Boro - Japanese Textiles

With the permission of one of my very favorite fiber artists Morna Crites Moore, I wanted to share with you what I learned from her recent post on Boro Cloth:

"I am totally in love with boro, a Japanese cloth patched together from pieces of rags and tatters.  These patched textiles were made and used by the people living in the far north of the country, an isolated area with a harsh climate and much poverty until the early twentieth century when economic conditions slowly began to improve. Due to their isolation, cloth was hard to come by and therefore not a scrap was ever wasted. The boro (literally, rags), used for clothing, blankets and so forth, was a humble textile - valued for its ability to protect from the bitter cold and treasured for its long life and many layers of personal history literally stitched into its very being.

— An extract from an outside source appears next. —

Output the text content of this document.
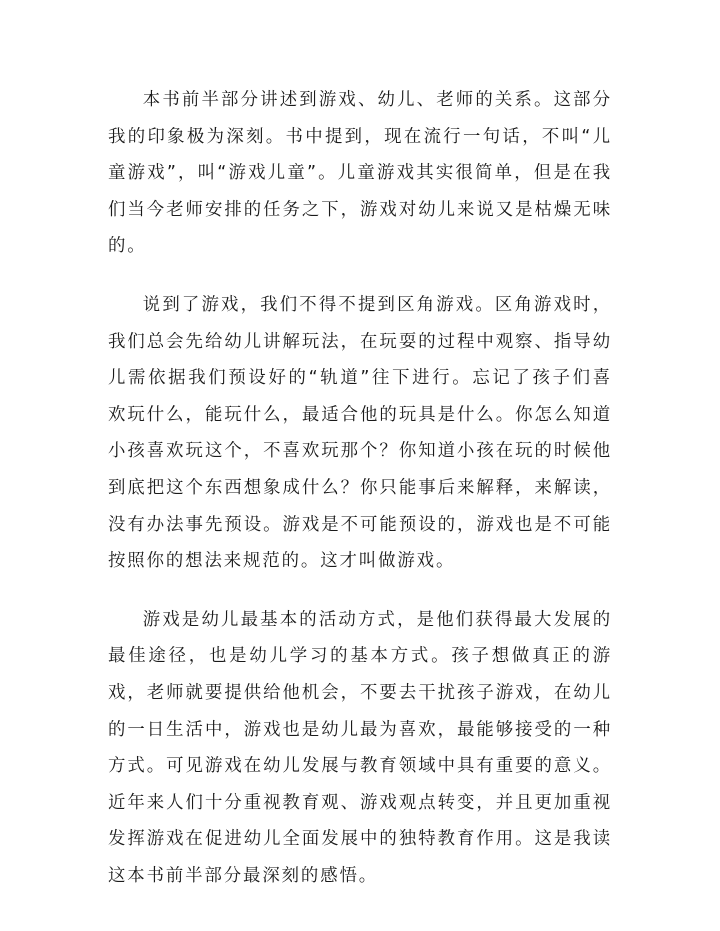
本书前半部分讲述到游戏、幼儿、老师的关系。这部分我的印象极为深刻。书中提到，现在流行一句话，不叫“儿童游戏”，叫“游戏儿童”。儿童游戏其实很简单，但是在我们当今老师安排的任务之下，游戏对幼儿来说又是枯燥无味的。

说到了游戏，我们不得不提到区角游戏。区角游戏时，我们总会先给幼儿讲解玩法，在玩耍的过程中观察、指导幼儿需依据我们预设好的“轨道”往下进行。忘记了孩子们喜欢玩什么，能玩什么，最适合他的玩具是什么。你怎么知道小孩喜欢玩这个，不喜欢玩那个？你知道小孩在玩的时候他到底把这个东西想象成什么？你只能事后来解释，来解读，没有办法事先预设。游戏是不可能预设的，游戏也是不可能按照你的想法来规范的。这才叫做游戏。

游戏是幼儿最基本的活动方式，是他们获得最大发展的最佳途径，也是幼儿学习的基本方式。孩子想做真正的游戏，老师就要提供给他机会，不要去干扰孩子游戏，在幼儿的一日生活中，游戏也是幼儿最为喜欢，最能够接受的一种方式。可见游戏在幼儿发展与教育领域中具有重要的意义。近年来人们十分重视教育观、游戏观点转变，并且更加重视发挥游戏在促进幼儿全面发展中的独特教育作用。这是我读这本书前半部分最深刻的感悟。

But it was also emblematic of their poverty and once it was no longer necessary to patch together one's clothing and blankets, the boro might well have disappeared from history if not for the efforts of Chuzaburo Tanaka. Tanaka was that rare person who fully appreciated the beauty inherent in the boro. He saw the patched and heavily stitched articles of daily life for what they are: exquisite examples of folk art in the form of cultural textile treasures. Starting in the mid-1960s, he literally walked the countryside, primarily in the far northern Aomori Prefecture, amassing an extensive collection of boro at a time when nobody else was the least bit interested in the raggedy, patched cloth."
"A wonderful book on the subject is Boro: Rags and Tatters From the Far North of Japan, an out-of-print paperback book which is lavishly illustrated with photographs from Mr. Tanaka's collection.  Nearly all of what I know about boro is contained in this lovely book, which is written in both Japanese and English. Thank you for that, Yukiko Koide and Kyoichi Tsuzuki."
Here are a couple more examples of Boro.  The piece below is from a child's jacket.  Look closely at all the tiny white stitches.
(Photos above are from Boro: Rags and Tatters From the Far North of Japan, by Yukiko Koide & Kyoichi Tsuzuki.)
In one of Morna's up and coming posts:
"I will share with you a wonderful new book which discusses boro as well as other Japanese textiles, all from the perspective of mottainai (waste nothing). The book is Mottainai: The Fabric of Life - Lessons in Frugality from Traditional Japan, by Kawasaki Kei (Gallery Kei) and Stephen Szczepanek (Sri Threads). It's just recently landed in my mailbox and I can hardly wait to sit down with it. It is beautiful and wonderfully informative."